The main idea of knowledge advance col-laboratory is that a user can extend their knowledge by browsing his autonomously expanding knowledge network. This is a way for people becomes to be a master of knowledge. The autonomously expanding are implemented with several AI agents. They take in charge of several aspects of users' learning paradigm. First aspect is learning, or regarding as context awareness. The agent has the capacity to know where the user is and what he is dedicating in. Meanwhile, the accumulating user activities would form a learning path which help agents to discover his/her knowledge favorite. Second aspect is knowledge filtering. Knowledge is filtered and also integrated by pre-defined goal or desire-derived goal. Then the small knowledge knowledge network can be formed into a bigger one. This action can also be applied on user. User can automatically form a group by their interest. Third aspect is in collaboration.
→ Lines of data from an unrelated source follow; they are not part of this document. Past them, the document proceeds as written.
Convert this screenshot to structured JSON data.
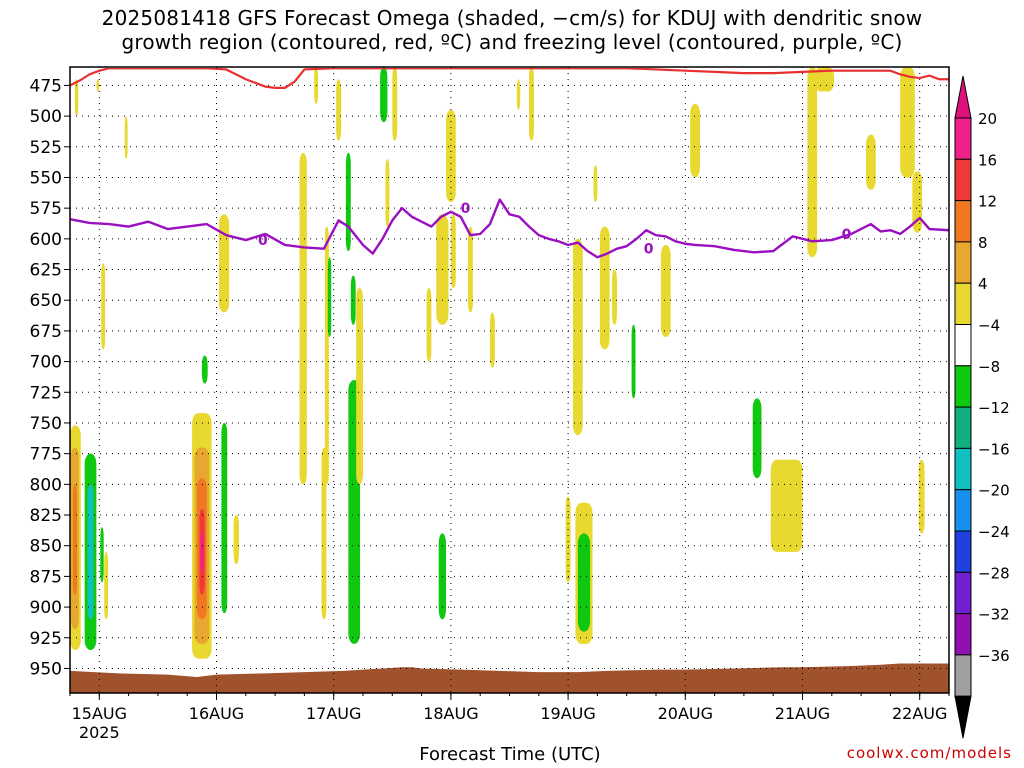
{
  "title": {
    "line1": "2025081418 GFS Forecast Omega (shaded, −cm/s) for KDUJ with dendritic snow",
    "line2": "growth region (contoured, red, ºC) and freezing level (contoured, purple, ºC)"
  },
  "credit": "coolwx.com/models",
  "chart_data": {
    "type": "heatmap",
    "xlabel": "Forecast Time (UTC)",
    "x_ticks": [
      {
        "t": 6,
        "label": "15AUG",
        "sub": "2025"
      },
      {
        "t": 30,
        "label": "16AUG"
      },
      {
        "t": 54,
        "label": "17AUG"
      },
      {
        "t": 78,
        "label": "18AUG"
      },
      {
        "t": 102,
        "label": "19AUG"
      },
      {
        "t": 126,
        "label": "20AUG"
      },
      {
        "t": 150,
        "label": "21AUG"
      },
      {
        "t": 174,
        "label": "22AUG"
      }
    ],
    "xlim_hours_from_14AUG18Z": [
      0,
      180
    ],
    "y_levels_hpa": [
      475,
      500,
      525,
      550,
      575,
      600,
      625,
      650,
      675,
      700,
      725,
      750,
      775,
      800,
      825,
      850,
      875,
      900,
      925,
      950
    ],
    "ylim_hpa": [
      460,
      970
    ],
    "grid": true,
    "colorbar": {
      "labels": [
        "20",
        "16",
        "12",
        "8",
        "4",
        "−4",
        "−8",
        "−12",
        "−16",
        "−20",
        "−24",
        "−28",
        "−32",
        "−36"
      ],
      "colors": [
        "#f0208a",
        "#f03a3a",
        "#f07820",
        "#e8a830",
        "#e8d830",
        "#ffffff",
        "#10c810",
        "#10b080",
        "#10c0c0",
        "#1890f0",
        "#2040e0",
        "#7020d0",
        "#9010b0",
        "#a0a0a0"
      ],
      "top_arrow_color": "#e0107a",
      "bottom_arrow_color": "#000000"
    },
    "freezing_level": {
      "color": "#9a10c0",
      "label": "0",
      "label_points": [
        {
          "t": 39.5,
          "p": 601
        },
        {
          "t": 81,
          "p": 575
        },
        {
          "t": 118.5,
          "p": 608
        },
        {
          "t": 159,
          "p": 596
        }
      ],
      "t": [
        0,
        4,
        8,
        12,
        16,
        20,
        24,
        28,
        32,
        36,
        40,
        44,
        48,
        52,
        55,
        57,
        60,
        62,
        64,
        66,
        68,
        70,
        72,
        74,
        76,
        78,
        80,
        82,
        84,
        86,
        88,
        90,
        92,
        94,
        96,
        98,
        100,
        102,
        104,
        106,
        108,
        110,
        112,
        114,
        116,
        118,
        120,
        122,
        124,
        126,
        128,
        132,
        136,
        140,
        144,
        148,
        150,
        152,
        156,
        160,
        164,
        166,
        168,
        170,
        172,
        174,
        176,
        180
      ],
      "p": [
        584,
        587,
        588,
        590,
        586,
        592,
        590,
        588,
        597,
        601,
        596,
        605,
        607,
        608,
        585,
        590,
        605,
        612,
        600,
        585,
        575,
        582,
        586,
        590,
        582,
        578,
        582,
        597,
        596,
        588,
        568,
        580,
        582,
        590,
        597,
        600,
        602,
        605,
        603,
        610,
        615,
        612,
        608,
        606,
        600,
        593,
        597,
        598,
        602,
        604,
        605,
        606,
        609,
        611,
        610,
        598,
        600,
        602,
        601,
        596,
        588,
        594,
        593,
        596,
        590,
        583,
        592,
        593
      ]
    },
    "dgz_boundary": {
      "color": "#e83030",
      "t": [
        0,
        2,
        4,
        6,
        8,
        12,
        16,
        20,
        24,
        28,
        32,
        34,
        36,
        38,
        40,
        42,
        44,
        46,
        48,
        54,
        60,
        66,
        72,
        78,
        84,
        90,
        96,
        102,
        108,
        114,
        120,
        126,
        132,
        138,
        144,
        150,
        156,
        162,
        168,
        170,
        172,
        174,
        176,
        178,
        180
      ],
      "p": [
        475,
        471,
        466,
        463,
        461,
        461,
        461,
        461,
        461,
        461,
        462,
        466,
        470,
        473,
        476,
        477,
        477,
        472,
        462,
        461,
        461,
        461,
        461,
        461,
        461,
        461,
        461,
        461,
        461,
        461,
        462,
        463,
        464,
        465,
        465,
        464,
        463,
        463,
        463,
        466,
        468,
        469,
        467,
        470,
        470
      ]
    },
    "omega_regions": [
      {
        "t0": 0,
        "t1": 2.2,
        "p0": 752,
        "p1": 935,
        "level": "4"
      },
      {
        "t0": 0.2,
        "t1": 1.8,
        "p0": 770,
        "p1": 918,
        "level": "8"
      },
      {
        "t0": 0.6,
        "t1": 1.4,
        "p0": 800,
        "p1": 890,
        "level": "12"
      },
      {
        "t0": 3.0,
        "t1": 5.4,
        "p0": 775,
        "p1": 935,
        "level": "-4"
      },
      {
        "t0": 3.6,
        "t1": 4.8,
        "p0": 800,
        "p1": 910,
        "level": "-12"
      },
      {
        "t0": 6.2,
        "t1": 6.9,
        "p0": 835,
        "p1": 880,
        "level": "-4"
      },
      {
        "t0": 7.0,
        "t1": 7.8,
        "p0": 855,
        "p1": 910,
        "level": "4"
      },
      {
        "t0": 25.0,
        "t1": 29.0,
        "p0": 742,
        "p1": 942,
        "level": "4"
      },
      {
        "t0": 25.5,
        "t1": 28.5,
        "p0": 770,
        "p1": 930,
        "level": "8"
      },
      {
        "t0": 26.0,
        "t1": 28.0,
        "p0": 795,
        "p1": 910,
        "level": "12"
      },
      {
        "t0": 26.5,
        "t1": 27.6,
        "p0": 820,
        "p1": 890,
        "level": "16"
      },
      {
        "t0": 26.8,
        "t1": 27.4,
        "p0": 838,
        "p1": 872,
        "level": "20"
      },
      {
        "t0": 27.0,
        "t1": 28.2,
        "p0": 695,
        "p1": 718,
        "level": "-4"
      },
      {
        "t0": 31.0,
        "t1": 32.2,
        "p0": 750,
        "p1": 905,
        "level": "-4"
      },
      {
        "t0": 33.5,
        "t1": 34.6,
        "p0": 825,
        "p1": 865,
        "level": "4"
      },
      {
        "t0": 30.5,
        "t1": 32.6,
        "p0": 580,
        "p1": 660,
        "level": "4"
      },
      {
        "t0": 6.4,
        "t1": 7.2,
        "p0": 620,
        "p1": 690,
        "level": "4"
      },
      {
        "t0": 1.0,
        "t1": 1.7,
        "p0": 470,
        "p1": 500,
        "level": "4"
      },
      {
        "t0": 5.4,
        "t1": 6.0,
        "p0": 470,
        "p1": 480,
        "level": "4"
      },
      {
        "t0": 11.2,
        "t1": 11.8,
        "p0": 500,
        "p1": 535,
        "level": "4"
      },
      {
        "t0": 47.0,
        "t1": 48.5,
        "p0": 530,
        "p1": 800,
        "level": "4"
      },
      {
        "t0": 51.5,
        "t1": 52.5,
        "p0": 770,
        "p1": 910,
        "level": "4"
      },
      {
        "t0": 52.2,
        "t1": 53.0,
        "p0": 590,
        "p1": 800,
        "level": "4"
      },
      {
        "t0": 52.8,
        "t1": 53.5,
        "p0": 615,
        "p1": 680,
        "level": "-4"
      },
      {
        "t0": 56.5,
        "t1": 57.5,
        "p0": 530,
        "p1": 610,
        "level": "-4"
      },
      {
        "t0": 57.5,
        "t1": 58.5,
        "p0": 630,
        "p1": 670,
        "level": "-4"
      },
      {
        "t0": 57.0,
        "t1": 59.4,
        "p0": 715,
        "p1": 930,
        "level": "-4"
      },
      {
        "t0": 58.6,
        "t1": 60.0,
        "p0": 640,
        "p1": 800,
        "level": "4"
      },
      {
        "t0": 54.5,
        "t1": 55.5,
        "p0": 470,
        "p1": 520,
        "level": "4"
      },
      {
        "t0": 50.0,
        "t1": 50.8,
        "p0": 460,
        "p1": 490,
        "level": "4"
      },
      {
        "t0": 63.5,
        "t1": 65.0,
        "p0": 460,
        "p1": 505,
        "level": "-4"
      },
      {
        "t0": 64.6,
        "t1": 65.4,
        "p0": 535,
        "p1": 590,
        "level": "4"
      },
      {
        "t0": 66.0,
        "t1": 67.0,
        "p0": 460,
        "p1": 520,
        "level": "4"
      },
      {
        "t0": 73.0,
        "t1": 74.0,
        "p0": 640,
        "p1": 700,
        "level": "4"
      },
      {
        "t0": 77.0,
        "t1": 79.0,
        "p0": 495,
        "p1": 570,
        "level": "4"
      },
      {
        "t0": 75.0,
        "t1": 77.5,
        "p0": 580,
        "p1": 670,
        "level": "4"
      },
      {
        "t0": 75.5,
        "t1": 77.0,
        "p0": 840,
        "p1": 910,
        "level": "-4"
      },
      {
        "t0": 78.0,
        "t1": 79.0,
        "p0": 580,
        "p1": 640,
        "level": "4"
      },
      {
        "t0": 81.5,
        "t1": 82.5,
        "p0": 590,
        "p1": 660,
        "level": "4"
      },
      {
        "t0": 86.0,
        "t1": 87.0,
        "p0": 660,
        "p1": 705,
        "level": "4"
      },
      {
        "t0": 94.0,
        "t1": 95.0,
        "p0": 460,
        "p1": 520,
        "level": "4"
      },
      {
        "t0": 91.5,
        "t1": 92.2,
        "p0": 470,
        "p1": 495,
        "level": "4"
      },
      {
        "t0": 101.5,
        "t1": 102.5,
        "p0": 810,
        "p1": 880,
        "level": "4"
      },
      {
        "t0": 103.0,
        "t1": 105.0,
        "p0": 600,
        "p1": 760,
        "level": "4"
      },
      {
        "t0": 103.5,
        "t1": 107.0,
        "p0": 815,
        "p1": 930,
        "level": "4"
      },
      {
        "t0": 104.0,
        "t1": 106.5,
        "p0": 840,
        "p1": 920,
        "level": "-4"
      },
      {
        "t0": 107.2,
        "t1": 108.0,
        "p0": 540,
        "p1": 570,
        "level": "4"
      },
      {
        "t0": 108.5,
        "t1": 110.5,
        "p0": 590,
        "p1": 690,
        "level": "4"
      },
      {
        "t0": 111.0,
        "t1": 112.0,
        "p0": 625,
        "p1": 670,
        "level": "4"
      },
      {
        "t0": 115.0,
        "t1": 115.8,
        "p0": 670,
        "p1": 730,
        "level": "-4"
      },
      {
        "t0": 121.0,
        "t1": 123.0,
        "p0": 605,
        "p1": 680,
        "level": "4"
      },
      {
        "t0": 127.0,
        "t1": 129.0,
        "p0": 490,
        "p1": 550,
        "level": "4"
      },
      {
        "t0": 139.8,
        "t1": 141.6,
        "p0": 730,
        "p1": 795,
        "level": "-4"
      },
      {
        "t0": 143.5,
        "t1": 150.0,
        "p0": 780,
        "p1": 855,
        "level": "4"
      },
      {
        "t0": 151.0,
        "t1": 153.0,
        "p0": 460,
        "p1": 615,
        "level": "4"
      },
      {
        "t0": 152.5,
        "t1": 156.5,
        "p0": 460,
        "p1": 480,
        "level": "4"
      },
      {
        "t0": 163.0,
        "t1": 165.0,
        "p0": 515,
        "p1": 560,
        "level": "4"
      },
      {
        "t0": 170.0,
        "t1": 173.0,
        "p0": 460,
        "p1": 550,
        "level": "4"
      },
      {
        "t0": 172.5,
        "t1": 174.5,
        "p0": 545,
        "p1": 595,
        "level": "4"
      },
      {
        "t0": 173.8,
        "t1": 175.0,
        "p0": 780,
        "p1": 840,
        "level": "4"
      }
    ],
    "surface": {
      "color": "#a0522d",
      "t": [
        0,
        10,
        20,
        26,
        30,
        40,
        48,
        56,
        60,
        64,
        68,
        70,
        72,
        80,
        88,
        96,
        104,
        110,
        120,
        126,
        136,
        146,
        150,
        160,
        166,
        170,
        180
      ],
      "p": [
        952,
        954,
        955,
        957,
        955,
        954,
        953,
        952,
        951,
        950,
        949,
        949,
        950,
        951,
        952,
        953,
        953,
        952,
        951,
        951,
        950,
        949,
        949,
        948,
        947,
        946,
        946
      ]
    }
  }
}
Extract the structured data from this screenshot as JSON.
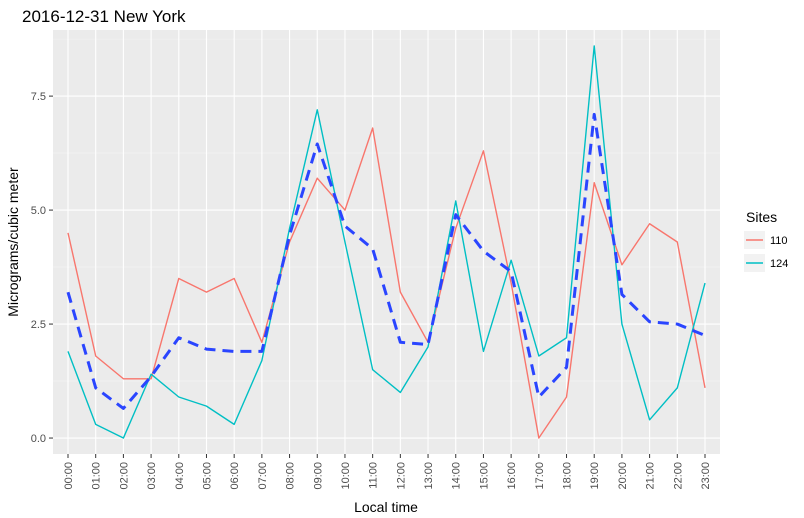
{
  "chart_data": {
    "type": "line",
    "title": "2016-12-31 New York",
    "xlabel": "Local time",
    "ylabel": "Micrograms/cubic meter",
    "categories": [
      "00:00",
      "01:00",
      "02:00",
      "03:00",
      "04:00",
      "05:00",
      "06:00",
      "07:00",
      "08:00",
      "09:00",
      "10:00",
      "11:00",
      "12:00",
      "13:00",
      "14:00",
      "15:00",
      "16:00",
      "17:00",
      "18:00",
      "19:00",
      "20:00",
      "21:00",
      "22:00",
      "23:00"
    ],
    "yticks": [
      "0.0",
      "2.5",
      "5.0",
      "7.5"
    ],
    "ylim": [
      -0.35,
      8.95
    ],
    "grid": true,
    "legend": {
      "title": "Sites",
      "position": "right"
    },
    "series": [
      {
        "name": "110",
        "color": "#F8766D",
        "dashed": false,
        "values": [
          4.5,
          1.8,
          1.3,
          1.3,
          3.5,
          3.2,
          3.5,
          2.1,
          4.3,
          5.7,
          5.0,
          6.8,
          3.2,
          2.1,
          4.6,
          6.3,
          3.4,
          0.0,
          0.9,
          5.6,
          3.8,
          4.7,
          4.3,
          1.1
        ]
      },
      {
        "name": "124",
        "color": "#00BFC4",
        "dashed": false,
        "values": [
          1.9,
          0.3,
          0.0,
          1.4,
          0.9,
          0.7,
          0.3,
          1.7,
          4.6,
          7.2,
          4.3,
          1.5,
          1.0,
          2.0,
          5.2,
          1.9,
          3.9,
          1.8,
          2.2,
          8.6,
          2.5,
          0.4,
          1.1,
          3.4
        ]
      },
      {
        "name": "",
        "color": "#2A45FF",
        "dashed": true,
        "values": [
          3.2,
          1.1,
          0.65,
          1.35,
          2.2,
          1.95,
          1.9,
          1.9,
          4.45,
          6.45,
          4.65,
          4.15,
          2.1,
          2.05,
          4.9,
          4.1,
          3.65,
          0.9,
          1.55,
          7.1,
          3.15,
          2.55,
          2.5,
          2.25
        ]
      }
    ]
  }
}
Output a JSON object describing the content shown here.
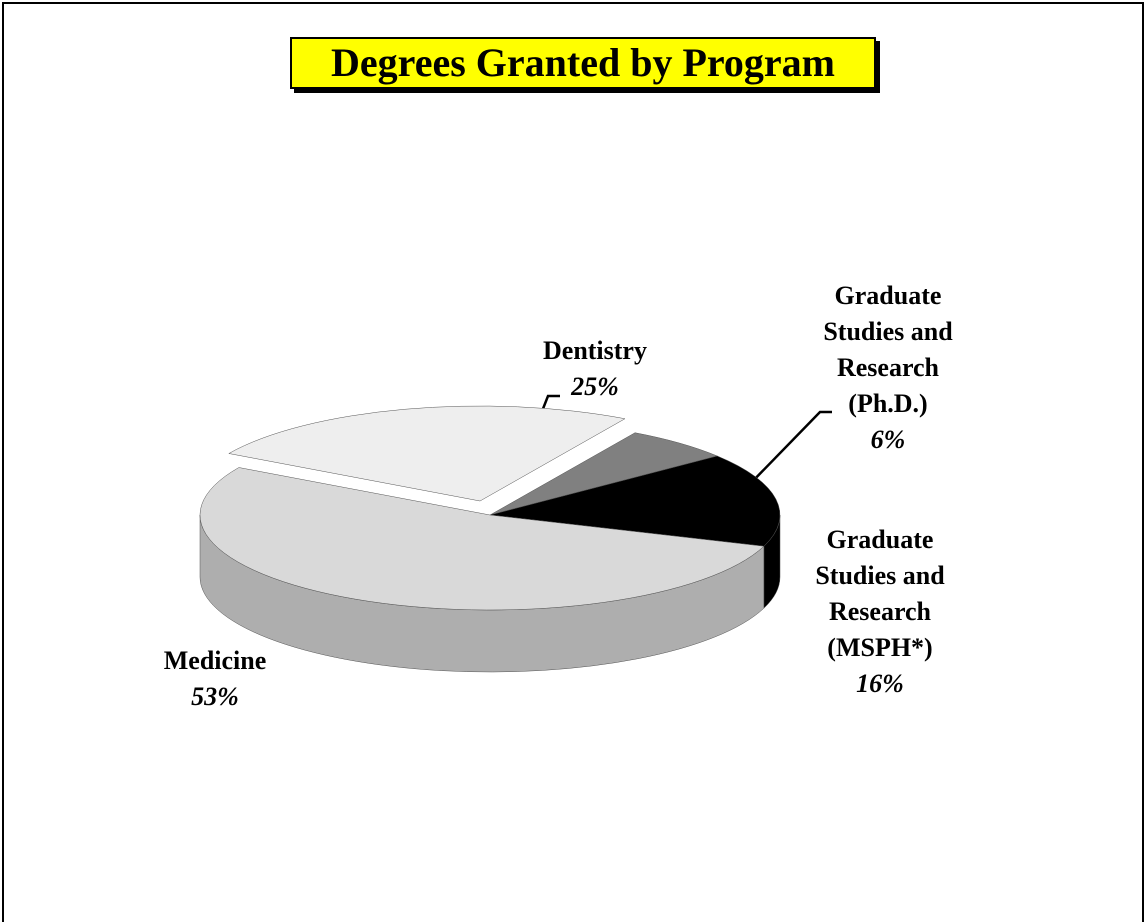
{
  "chart_data": {
    "type": "pie3d",
    "title": "Degrees Granted by Program",
    "categories": [
      "Dentistry",
      "Graduate Studies and Research (Ph.D.)",
      "Graduate Studies and Research (MSPH*)",
      "Medicine"
    ],
    "values": [
      25,
      6,
      16,
      53
    ],
    "value_labels": [
      "25%",
      "6%",
      "16%",
      "53%"
    ],
    "colors": [
      "#eeeeee",
      "#808080",
      "#000000",
      "#d9d9d9"
    ]
  }
}
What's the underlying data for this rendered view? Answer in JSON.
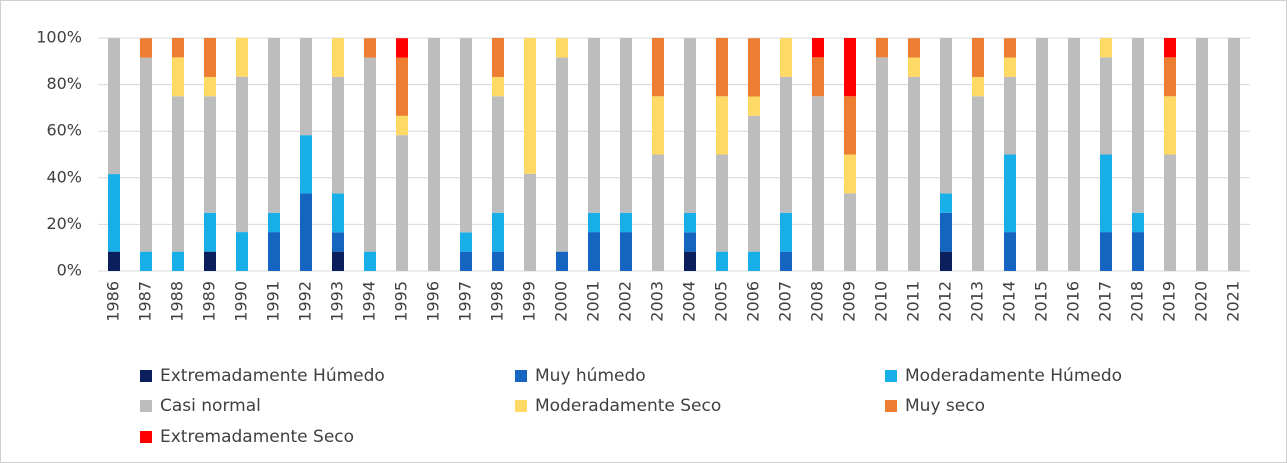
{
  "chart_data": {
    "type": "stacked_bar",
    "categories": [
      "1986",
      "1987",
      "1988",
      "1989",
      "1990",
      "1991",
      "1992",
      "1993",
      "1994",
      "1995",
      "1996",
      "1997",
      "1998",
      "1999",
      "2000",
      "2001",
      "2002",
      "2003",
      "2004",
      "2005",
      "2006",
      "2007",
      "2008",
      "2009",
      "2010",
      "2011",
      "2012",
      "2013",
      "2014",
      "2015",
      "2016",
      "2017",
      "2018",
      "2019",
      "2020",
      "2021"
    ],
    "series": [
      {
        "name": "Extremadamente Húmedo",
        "color": "#0a1f5c",
        "values": [
          8.3,
          0,
          0,
          8.3,
          0,
          0,
          0,
          8.3,
          0,
          0,
          0,
          0,
          0,
          0,
          0,
          0,
          0,
          0,
          8.3,
          0,
          0,
          0,
          0,
          0,
          0,
          0,
          8.3,
          0,
          0,
          0,
          0,
          0,
          0,
          0,
          0,
          0
        ]
      },
      {
        "name": "Muy húmedo",
        "color": "#1565c0",
        "values": [
          0,
          0,
          0,
          0,
          0,
          16.7,
          33.3,
          8.3,
          0,
          0,
          0,
          8.3,
          8.3,
          0,
          8.3,
          16.7,
          16.7,
          0,
          8.3,
          0,
          0,
          8.3,
          0,
          0,
          0,
          0,
          16.7,
          0,
          16.7,
          0,
          0,
          16.7,
          16.7,
          0,
          0,
          0
        ]
      },
      {
        "name": "Moderadamente Húmedo",
        "color": "#18aee8",
        "values": [
          33.3,
          8.3,
          8.3,
          16.7,
          16.7,
          8.3,
          25,
          16.7,
          8.3,
          0,
          0,
          8.3,
          16.7,
          0,
          0,
          8.3,
          8.3,
          0,
          8.3,
          8.3,
          8.3,
          16.7,
          0,
          0,
          0,
          0,
          8.3,
          0,
          33.3,
          0,
          0,
          33.3,
          8.3,
          0,
          0,
          0
        ]
      },
      {
        "name": "Casi normal",
        "color": "#bdbdbd",
        "values": [
          58.3,
          83.3,
          66.7,
          50,
          66.7,
          75,
          41.7,
          50,
          83.3,
          58.3,
          100,
          83.3,
          50,
          41.7,
          83.3,
          75,
          75,
          50,
          75,
          41.7,
          58.3,
          58.3,
          75,
          33.3,
          91.7,
          83.3,
          66.7,
          75,
          33.3,
          100,
          100,
          41.7,
          75,
          50,
          100,
          100
        ]
      },
      {
        "name": "Moderadamente Seco",
        "color": "#ffd966",
        "values": [
          0,
          0,
          16.7,
          8.3,
          16.7,
          0,
          0,
          16.7,
          0,
          8.3,
          0,
          0,
          8.3,
          58.3,
          8.3,
          0,
          0,
          25,
          0,
          25,
          8.3,
          16.7,
          0,
          16.7,
          0,
          8.3,
          0,
          8.3,
          8.3,
          0,
          0,
          8.3,
          0,
          25,
          0,
          0
        ]
      },
      {
        "name": "Muy seco",
        "color": "#ed7d31",
        "values": [
          0,
          8.3,
          8.3,
          16.7,
          0,
          0,
          0,
          0,
          8.3,
          25,
          0,
          0,
          16.7,
          0,
          0,
          0,
          0,
          25,
          0,
          25,
          25,
          0,
          16.7,
          25,
          8.3,
          8.3,
          0,
          16.7,
          8.3,
          0,
          0,
          0,
          0,
          16.7,
          0,
          0
        ]
      },
      {
        "name": "Extremadamente Seco",
        "color": "#ff0000",
        "values": [
          0,
          0,
          0,
          0,
          0,
          0,
          0,
          0,
          0,
          8.3,
          0,
          0,
          0,
          0,
          0,
          0,
          0,
          0,
          0,
          0,
          0,
          0,
          8.3,
          25,
          0,
          0,
          0,
          0,
          0,
          0,
          0,
          0,
          0,
          8.3,
          0,
          0
        ]
      }
    ],
    "ylim": [
      0,
      100
    ],
    "yticks": [
      {
        "value": 0,
        "label": "0%"
      },
      {
        "value": 20,
        "label": "20%"
      },
      {
        "value": 40,
        "label": "40%"
      },
      {
        "value": 60,
        "label": "60%"
      },
      {
        "value": 80,
        "label": "80%"
      },
      {
        "value": 100,
        "label": "100%"
      }
    ],
    "grid": true
  }
}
This would form a new view. It has two sides. One is work-flow oriented and the other One is aimless walking. The prior is easy to understand. The collaboration is started in a format which might be predefined or revisable. The second would be a challenge. It highly depends on the result from second aspect.

Vijjana works with AI agents, and facilitates user' knowledge acquisition. The basic knowledge unit JAN in Vijjana is based on our approach to IEEE standard 1484.12.1. This has become the core part of the Vijjana model. JANs are contributed by users and agents work upon them based on users' interest that may change in time.

The model is depicted as
Vijjana-X = { J, T, R | dA, oA, cA, vA, sA, rA}, where
X = the domain name,
J = the collection of Jans in the Vijjana-X,
T = the Taxonomy OR pattern set used for classification of Jans,
R = the domain specific relations;
dA = the discovery agent which find relevant Jans,
oA = the organizing agent which interlinks Jans based on R,
cA = the consistency/completeness agent,
vA = the visualization agent,
sA = the search agent,
rA = the rating agent.

In the Vijjana model, discovery agent (dA) helps user to gain new knowledge units through filtering a large amount of source information, at the same time it performs key feature extraction on learning user\u2019s preference. Organizing agent (oA) and Consistency Agent (cA) are responsible for internal system management. Amusingly, Darwin\u2019s theory of evolution is also seen to be working in knowledge management lifecycle, where new updated knowledge would replace the older one, high frequently hit information should be cached and low profiled information should be categorically assembled. Also, oA and cA ensure that the model becomes self-organizable. Visualization Agent (vA) construct the knowledge network from a user's personal perspective or any global views and display them in several structured format such as radial view, shown as Fig 1., or tree view. The Search Agent (sA) would filter information according to specified criteria defined through user requirement or reasoning approaches. Rating Agent (rA) combine with knowledge discovery agent dA , consistency/completeness agent cA and organizing agent oA,, and form a knowledge acquisition cycle in the model. Comments from users are also useful sources of features extraction during pattern recognition and classification. A pattern-relearning procedure is invoked within rA to consolidate previous results or recall oA and cA to perform desired newer actions.